As for our whoremongering, a certain amount of it entailed transactions with streetwalkers. More often we would drive out 50 miles or so away, usually six of us in one car, to the cathouses of Braidwood or c. These trips entailed a full ritual, of which the sex was the least part. The charge without any of the trimmings at these establishments was $3, the same fee charged in those days for a visit to one’s physician.

In Chicago through the 1940s and ’50s, ethnicity marked most neighborhoods. Italian, Greek, Irish, Polish, Mexican, Negro (the term of the day), and Jewish neighborhoods were the order of the day. Rightly or not, people felt most comfortable among their own.
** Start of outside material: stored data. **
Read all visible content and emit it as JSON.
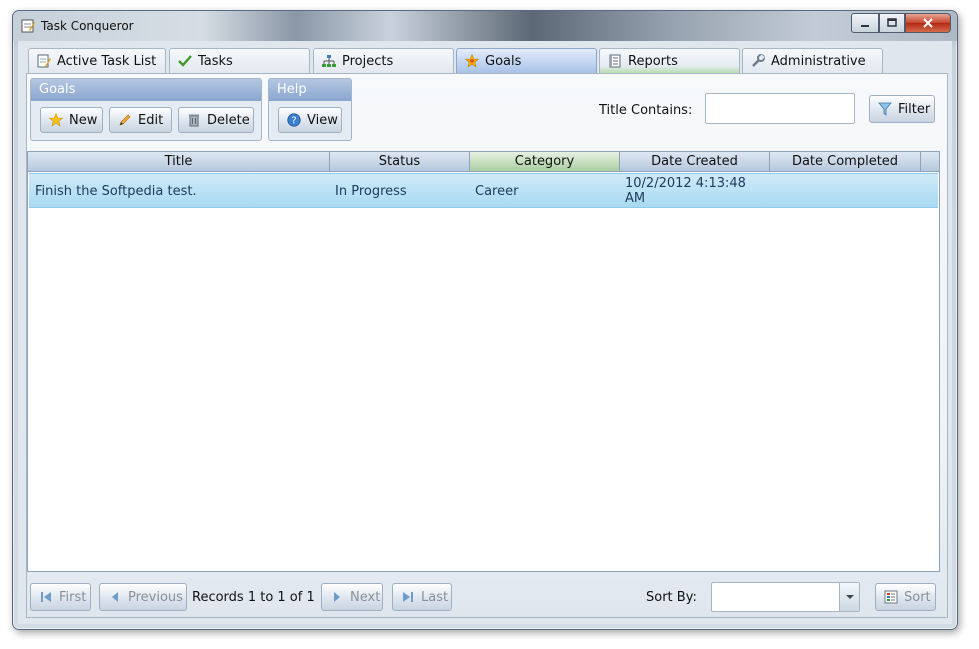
{
  "window": {
    "title": "Task Conqueror"
  },
  "tabs": [
    {
      "label": "Active Task List",
      "icon": "notepad-icon"
    },
    {
      "label": "Tasks",
      "icon": "checkmark-icon"
    },
    {
      "label": "Projects",
      "icon": "hierarchy-icon"
    },
    {
      "label": "Goals",
      "icon": "goal-star-icon",
      "active": true
    },
    {
      "label": "Reports",
      "icon": "report-icon"
    },
    {
      "label": "Administrative",
      "icon": "wrench-icon"
    }
  ],
  "toolbar": {
    "goals_group": "Goals",
    "new_label": "New",
    "edit_label": "Edit",
    "delete_label": "Delete",
    "help_group": "Help",
    "view_label": "View"
  },
  "filter": {
    "title_label": "Title Contains:",
    "value": "",
    "button_label": "Filter"
  },
  "grid": {
    "columns": [
      "Title",
      "Status",
      "Category",
      "Date Created",
      "Date Completed"
    ],
    "sorted_column": "Category",
    "rows": [
      {
        "title": "Finish the Softpedia test.",
        "status": "In Progress",
        "category": "Career",
        "date_created": "10/2/2012 4:13:48 AM",
        "date_completed": ""
      }
    ]
  },
  "pager": {
    "first_label": "First",
    "previous_label": "Previous",
    "records_text": "Records 1 to 1 of 1",
    "next_label": "Next",
    "last_label": "Last"
  },
  "sort": {
    "label": "Sort By:",
    "value": "",
    "button_label": "Sort"
  },
  "colors": {
    "accent": "#8aa6cf",
    "selected_row": "#a8daf2",
    "sorted_header": "#a9cfa0"
  }
}
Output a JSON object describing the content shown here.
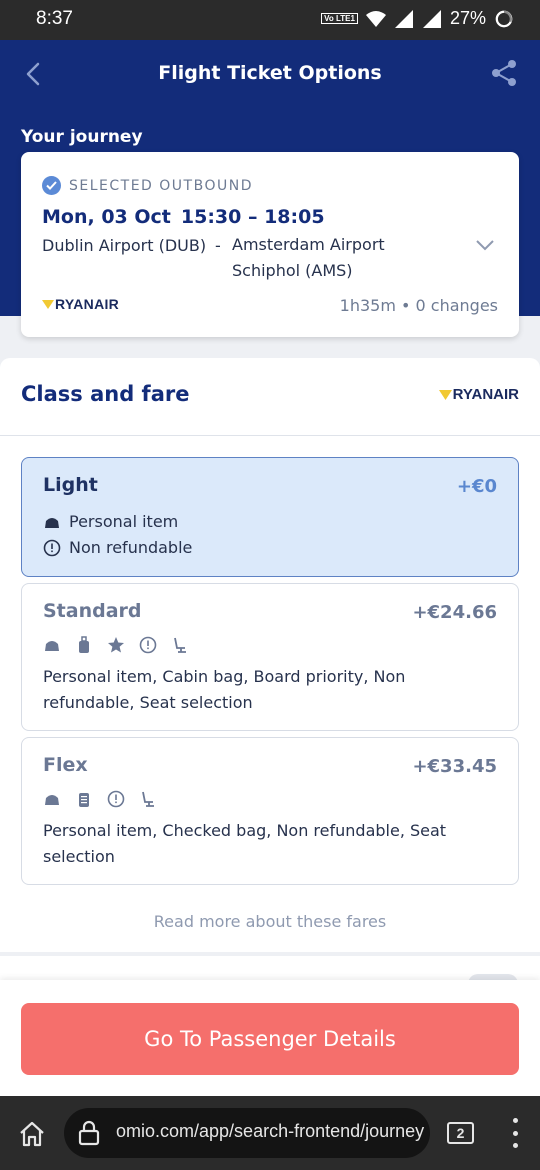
{
  "status_bar": {
    "time": "8:37",
    "volte_label": "Vo LTE1",
    "battery": "27%"
  },
  "header": {
    "title": "Flight Ticket Options",
    "journey_label": "Your journey"
  },
  "journey": {
    "selected_label": "SELECTED OUTBOUND",
    "date": "Mon, 03 Oct",
    "time": "15:30 – 18:05",
    "from": "Dublin Airport (DUB)",
    "separator": "-",
    "to": "Amsterdam Airport Schiphol (AMS)",
    "airline": "RYANAIR",
    "duration": "1h35m • 0 changes"
  },
  "fare_section": {
    "title": "Class and fare",
    "airline": "RYANAIR",
    "read_more": "Read more about these fares",
    "fares": [
      {
        "name": "Light",
        "price": "+€0",
        "selected": true,
        "features": [
          "Personal item",
          "Non refundable"
        ]
      },
      {
        "name": "Standard",
        "price": "+€24.66",
        "selected": false,
        "icons": [
          "personal-item-icon",
          "cabin-bag-icon",
          "star-icon",
          "info-icon",
          "seat-icon"
        ],
        "description": "Personal item, Cabin bag, Board priority, Non refundable, Seat selection"
      },
      {
        "name": "Flex",
        "price": "+€33.45",
        "selected": false,
        "icons": [
          "personal-item-icon",
          "checked-bag-icon",
          "info-icon",
          "seat-icon"
        ],
        "description": "Personal item, Checked bag, Non refundable, Seat selection"
      }
    ]
  },
  "cta": {
    "label": "Go To Passenger Details"
  },
  "browser": {
    "url": "omio.com/app/search-frontend/journey",
    "tab_count": "2"
  },
  "colors": {
    "header_bg": "#132c7a",
    "cta_bg": "#f56f6c",
    "selected_fare_bg": "#dbe9fa",
    "accent": "#5a87cf"
  }
}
Was this a bad thing? If one believes in the importance of diversity and inclusivity, I suppose it is. Yet Socrates said he was thankful to have been born a Greek, and Plato that he was pleased to have been born an Athenian of the time of Socrates. We had neither Socrates nor Plato in West Rogers Park when I grew up there in the late 1940s and 1950s, but I cannot imagine a better place or time to have come of age.